On its website, Vasserve, a Sanofi Pasteur company, said that Tubersol is "currently on ordering restriction."
Neither Par Pharmaceuticals, based in Woodcliff Lake, New Jersey, nor Sanofi-Pasteur, based in Lyon, responded to e-mails requesting comments for this article. Qiagen also did not respond to e-mails requesting comments.
Oxford Immunotec said the CDC announcement is further evidence of the need for clinicians to shift to IGRA testing.
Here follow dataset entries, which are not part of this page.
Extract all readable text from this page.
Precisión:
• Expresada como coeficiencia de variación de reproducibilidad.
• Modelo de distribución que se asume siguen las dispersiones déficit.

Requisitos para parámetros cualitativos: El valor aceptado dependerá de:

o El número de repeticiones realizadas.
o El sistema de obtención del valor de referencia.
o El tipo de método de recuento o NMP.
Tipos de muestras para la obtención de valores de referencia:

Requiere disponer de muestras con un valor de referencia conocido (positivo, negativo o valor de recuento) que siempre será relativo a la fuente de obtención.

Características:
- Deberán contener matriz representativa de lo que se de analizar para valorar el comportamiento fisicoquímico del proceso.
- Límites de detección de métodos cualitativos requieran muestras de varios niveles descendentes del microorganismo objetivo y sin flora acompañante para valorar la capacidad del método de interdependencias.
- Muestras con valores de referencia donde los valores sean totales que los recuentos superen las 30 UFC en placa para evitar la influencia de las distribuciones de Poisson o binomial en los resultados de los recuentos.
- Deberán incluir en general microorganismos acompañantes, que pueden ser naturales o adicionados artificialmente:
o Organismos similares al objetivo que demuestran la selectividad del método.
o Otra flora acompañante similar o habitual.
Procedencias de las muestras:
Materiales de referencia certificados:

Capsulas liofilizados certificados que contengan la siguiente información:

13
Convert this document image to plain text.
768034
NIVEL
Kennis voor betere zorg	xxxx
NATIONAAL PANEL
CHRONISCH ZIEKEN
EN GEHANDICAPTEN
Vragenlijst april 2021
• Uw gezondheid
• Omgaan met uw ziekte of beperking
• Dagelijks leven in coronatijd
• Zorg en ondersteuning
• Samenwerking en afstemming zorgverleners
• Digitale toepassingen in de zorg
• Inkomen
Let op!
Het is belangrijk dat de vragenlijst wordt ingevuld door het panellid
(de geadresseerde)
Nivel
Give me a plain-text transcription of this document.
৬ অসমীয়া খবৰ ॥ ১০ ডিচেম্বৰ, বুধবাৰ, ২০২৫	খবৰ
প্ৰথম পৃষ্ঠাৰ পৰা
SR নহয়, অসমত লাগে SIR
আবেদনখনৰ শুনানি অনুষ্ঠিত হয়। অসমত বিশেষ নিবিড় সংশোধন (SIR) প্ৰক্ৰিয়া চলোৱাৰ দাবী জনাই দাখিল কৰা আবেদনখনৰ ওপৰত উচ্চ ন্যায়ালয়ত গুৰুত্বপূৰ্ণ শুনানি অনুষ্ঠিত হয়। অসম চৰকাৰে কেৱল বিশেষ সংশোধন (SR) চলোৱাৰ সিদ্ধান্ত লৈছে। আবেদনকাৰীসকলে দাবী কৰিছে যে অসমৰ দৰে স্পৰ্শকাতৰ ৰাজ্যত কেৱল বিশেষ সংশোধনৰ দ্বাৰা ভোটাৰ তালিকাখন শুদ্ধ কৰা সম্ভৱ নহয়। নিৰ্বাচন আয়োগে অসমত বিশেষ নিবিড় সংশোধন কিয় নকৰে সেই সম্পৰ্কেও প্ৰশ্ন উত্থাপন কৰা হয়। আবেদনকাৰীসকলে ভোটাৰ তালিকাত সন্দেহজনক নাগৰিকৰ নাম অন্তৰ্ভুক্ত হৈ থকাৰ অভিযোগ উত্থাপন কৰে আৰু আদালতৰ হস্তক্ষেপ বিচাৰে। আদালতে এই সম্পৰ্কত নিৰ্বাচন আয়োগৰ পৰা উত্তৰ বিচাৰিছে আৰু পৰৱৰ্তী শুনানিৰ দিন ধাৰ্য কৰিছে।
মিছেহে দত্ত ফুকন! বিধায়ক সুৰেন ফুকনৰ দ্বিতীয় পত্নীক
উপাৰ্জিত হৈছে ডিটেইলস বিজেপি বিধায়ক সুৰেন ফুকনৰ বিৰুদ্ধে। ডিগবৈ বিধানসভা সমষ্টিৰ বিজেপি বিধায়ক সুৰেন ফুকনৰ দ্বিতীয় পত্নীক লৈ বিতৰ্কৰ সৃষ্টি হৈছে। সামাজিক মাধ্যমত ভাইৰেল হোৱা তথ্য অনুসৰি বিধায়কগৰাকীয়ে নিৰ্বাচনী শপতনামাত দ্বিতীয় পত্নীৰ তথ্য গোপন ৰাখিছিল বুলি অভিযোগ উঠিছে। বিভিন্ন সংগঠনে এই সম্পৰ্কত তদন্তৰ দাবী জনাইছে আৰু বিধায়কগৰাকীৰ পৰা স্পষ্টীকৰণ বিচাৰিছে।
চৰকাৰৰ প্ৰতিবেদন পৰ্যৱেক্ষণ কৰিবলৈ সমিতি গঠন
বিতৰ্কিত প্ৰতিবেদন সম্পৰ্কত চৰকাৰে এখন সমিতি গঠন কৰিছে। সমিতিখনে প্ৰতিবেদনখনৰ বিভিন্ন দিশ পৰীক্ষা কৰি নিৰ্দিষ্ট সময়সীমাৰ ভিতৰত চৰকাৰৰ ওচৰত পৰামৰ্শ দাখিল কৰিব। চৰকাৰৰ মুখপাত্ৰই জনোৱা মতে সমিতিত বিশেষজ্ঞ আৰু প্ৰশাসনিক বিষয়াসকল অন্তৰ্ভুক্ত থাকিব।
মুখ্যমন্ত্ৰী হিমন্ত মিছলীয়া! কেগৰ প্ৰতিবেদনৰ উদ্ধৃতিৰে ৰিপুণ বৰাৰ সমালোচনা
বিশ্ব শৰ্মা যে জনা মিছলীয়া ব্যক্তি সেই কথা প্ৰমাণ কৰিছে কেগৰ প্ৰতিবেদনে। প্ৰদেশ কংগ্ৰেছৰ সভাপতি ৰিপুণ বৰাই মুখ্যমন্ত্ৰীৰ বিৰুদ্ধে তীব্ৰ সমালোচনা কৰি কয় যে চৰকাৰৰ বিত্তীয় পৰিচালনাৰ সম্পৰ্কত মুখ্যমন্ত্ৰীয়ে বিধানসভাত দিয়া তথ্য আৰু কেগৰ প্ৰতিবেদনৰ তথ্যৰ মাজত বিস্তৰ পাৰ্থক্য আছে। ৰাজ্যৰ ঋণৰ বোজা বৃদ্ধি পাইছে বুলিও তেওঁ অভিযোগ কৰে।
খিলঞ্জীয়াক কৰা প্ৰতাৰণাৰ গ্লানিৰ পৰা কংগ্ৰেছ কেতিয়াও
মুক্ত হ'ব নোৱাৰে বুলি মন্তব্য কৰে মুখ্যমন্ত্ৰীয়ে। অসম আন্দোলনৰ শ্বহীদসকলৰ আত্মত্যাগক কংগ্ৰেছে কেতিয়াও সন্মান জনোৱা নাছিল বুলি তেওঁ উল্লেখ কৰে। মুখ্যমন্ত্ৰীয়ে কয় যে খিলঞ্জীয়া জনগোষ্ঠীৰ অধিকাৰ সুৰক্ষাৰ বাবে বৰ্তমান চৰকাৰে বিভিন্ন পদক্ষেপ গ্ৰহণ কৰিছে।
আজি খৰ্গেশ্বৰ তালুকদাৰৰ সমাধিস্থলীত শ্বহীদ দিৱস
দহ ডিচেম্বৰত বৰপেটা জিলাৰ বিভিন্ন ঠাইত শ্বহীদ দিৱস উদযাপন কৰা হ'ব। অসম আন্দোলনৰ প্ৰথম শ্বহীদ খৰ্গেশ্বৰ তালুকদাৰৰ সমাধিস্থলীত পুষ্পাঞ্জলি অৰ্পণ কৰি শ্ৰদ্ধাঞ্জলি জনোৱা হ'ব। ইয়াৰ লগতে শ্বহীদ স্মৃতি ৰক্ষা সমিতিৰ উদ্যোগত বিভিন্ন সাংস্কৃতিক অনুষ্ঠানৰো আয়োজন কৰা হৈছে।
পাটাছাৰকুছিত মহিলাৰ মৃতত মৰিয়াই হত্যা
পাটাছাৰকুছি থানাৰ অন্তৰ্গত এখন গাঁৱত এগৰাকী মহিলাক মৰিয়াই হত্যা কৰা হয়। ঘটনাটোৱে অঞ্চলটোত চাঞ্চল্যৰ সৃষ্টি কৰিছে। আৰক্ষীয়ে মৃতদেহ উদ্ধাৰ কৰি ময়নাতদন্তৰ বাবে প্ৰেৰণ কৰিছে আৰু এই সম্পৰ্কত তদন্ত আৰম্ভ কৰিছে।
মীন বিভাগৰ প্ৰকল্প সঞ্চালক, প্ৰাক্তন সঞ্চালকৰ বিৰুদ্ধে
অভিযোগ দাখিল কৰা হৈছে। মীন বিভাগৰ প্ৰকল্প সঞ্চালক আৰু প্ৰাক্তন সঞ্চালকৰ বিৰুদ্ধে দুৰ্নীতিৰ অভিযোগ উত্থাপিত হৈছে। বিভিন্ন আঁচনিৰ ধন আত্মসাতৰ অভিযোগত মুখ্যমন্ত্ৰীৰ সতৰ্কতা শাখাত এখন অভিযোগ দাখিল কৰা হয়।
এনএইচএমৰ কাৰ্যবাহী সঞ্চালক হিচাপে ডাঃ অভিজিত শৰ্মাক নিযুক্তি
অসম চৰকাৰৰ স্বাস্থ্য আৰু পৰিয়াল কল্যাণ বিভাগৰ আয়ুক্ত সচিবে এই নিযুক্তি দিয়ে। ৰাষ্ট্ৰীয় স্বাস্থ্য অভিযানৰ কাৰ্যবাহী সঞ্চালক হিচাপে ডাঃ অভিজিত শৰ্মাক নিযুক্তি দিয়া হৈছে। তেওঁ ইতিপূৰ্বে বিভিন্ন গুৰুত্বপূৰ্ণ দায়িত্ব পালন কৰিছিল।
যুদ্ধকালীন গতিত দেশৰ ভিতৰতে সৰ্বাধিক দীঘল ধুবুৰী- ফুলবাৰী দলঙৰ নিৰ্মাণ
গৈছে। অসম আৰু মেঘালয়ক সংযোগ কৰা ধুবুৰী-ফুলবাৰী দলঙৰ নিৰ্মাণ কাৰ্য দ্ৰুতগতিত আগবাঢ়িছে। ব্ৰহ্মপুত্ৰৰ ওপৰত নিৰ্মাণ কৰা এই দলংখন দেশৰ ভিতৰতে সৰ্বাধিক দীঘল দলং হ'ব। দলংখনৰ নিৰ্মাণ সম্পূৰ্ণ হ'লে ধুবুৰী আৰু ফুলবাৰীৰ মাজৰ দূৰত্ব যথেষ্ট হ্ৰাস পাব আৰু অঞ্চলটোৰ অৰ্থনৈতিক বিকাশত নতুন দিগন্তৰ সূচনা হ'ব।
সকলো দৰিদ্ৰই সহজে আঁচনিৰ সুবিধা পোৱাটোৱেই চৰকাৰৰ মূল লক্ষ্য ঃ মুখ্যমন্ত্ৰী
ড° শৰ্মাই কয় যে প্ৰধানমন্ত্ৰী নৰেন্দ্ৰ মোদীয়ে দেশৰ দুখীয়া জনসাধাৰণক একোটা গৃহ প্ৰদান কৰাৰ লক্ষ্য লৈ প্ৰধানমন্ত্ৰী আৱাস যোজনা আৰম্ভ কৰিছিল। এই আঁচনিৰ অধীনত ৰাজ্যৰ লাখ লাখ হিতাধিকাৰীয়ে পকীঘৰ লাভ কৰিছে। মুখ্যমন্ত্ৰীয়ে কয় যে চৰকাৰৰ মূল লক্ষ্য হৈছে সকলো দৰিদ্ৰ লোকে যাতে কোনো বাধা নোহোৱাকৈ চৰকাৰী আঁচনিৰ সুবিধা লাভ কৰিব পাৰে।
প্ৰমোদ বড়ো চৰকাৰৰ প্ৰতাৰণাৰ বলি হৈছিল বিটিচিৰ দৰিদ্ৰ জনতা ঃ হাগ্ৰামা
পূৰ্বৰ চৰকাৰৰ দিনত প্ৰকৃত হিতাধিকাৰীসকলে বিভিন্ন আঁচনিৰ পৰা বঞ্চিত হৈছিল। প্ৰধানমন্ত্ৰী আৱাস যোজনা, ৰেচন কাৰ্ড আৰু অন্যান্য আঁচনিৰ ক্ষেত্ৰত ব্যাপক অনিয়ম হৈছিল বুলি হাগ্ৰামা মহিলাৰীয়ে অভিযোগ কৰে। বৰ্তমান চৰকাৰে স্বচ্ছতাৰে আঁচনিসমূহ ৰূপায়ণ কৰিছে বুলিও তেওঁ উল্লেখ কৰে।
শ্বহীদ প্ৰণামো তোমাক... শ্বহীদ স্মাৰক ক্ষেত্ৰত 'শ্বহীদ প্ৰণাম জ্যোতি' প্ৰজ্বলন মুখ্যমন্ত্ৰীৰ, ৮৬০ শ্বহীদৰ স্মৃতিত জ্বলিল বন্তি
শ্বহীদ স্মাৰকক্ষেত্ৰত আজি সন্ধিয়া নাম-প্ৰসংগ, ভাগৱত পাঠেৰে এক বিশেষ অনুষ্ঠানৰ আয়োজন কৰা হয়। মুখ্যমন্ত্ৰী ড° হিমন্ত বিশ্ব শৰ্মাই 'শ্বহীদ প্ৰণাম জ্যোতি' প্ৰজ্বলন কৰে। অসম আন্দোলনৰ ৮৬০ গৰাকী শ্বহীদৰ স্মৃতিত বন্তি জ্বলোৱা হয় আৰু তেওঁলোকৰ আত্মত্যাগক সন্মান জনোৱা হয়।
"When we previously saw a shortage of Tubersol, we experienced a modest bump in test volumes," Jonathan Friend, vice president of US commercial operations for Oxford Immunotec, said in an interview. "A lot of the customers that switched because of supply chain issues at the time continued to order T-spot testing after the supply issues were resolved," he said.
Since 2014, the firm has seen "significant growth" in volume and revenues for its T-Spot product, Friend said, adding, "With the recent acquisition by Quest of our US service laboratory, T-spot is also more readily available."
He noted that with skin tests still retaining about a 75 percent share of the TB testing market, there is plenty of additional room for revenue and volume growth for the IGRA testing companies.
"We are confident that as skin testing becomes less of an option because of supply chain and other issues, more people will opt for blood tests," Friend said.
Nonetheless, the firm's CFO Matthew McLaughlin said that in considering the potential uptick in test volumes based on the current announcement, the firm will "wait and see what happens over the next couple of months and quarters."
Mayo Clinic Hospital, in its inpatient and outpatient services, had previously conducted skin testing and sometimes also ordered IGRA tests from its laboratories, but because of an earlier CDC announcement that updated recommendations for tuberculosis screening, testing, and treatment of US healthcare personnel, "it will now stop doing annual skin testing and convert to IGRA for all baseline testing," Theel said.
That has implications for the hospital's laboratories, and especially its preanalytical processing of samples, which includes whole-blood incubation, centrifugation, and volume checking. The switch to IGRA testing requires increases in lab space and the number of people conducting tests, and requires installing additional incubators, Theel said.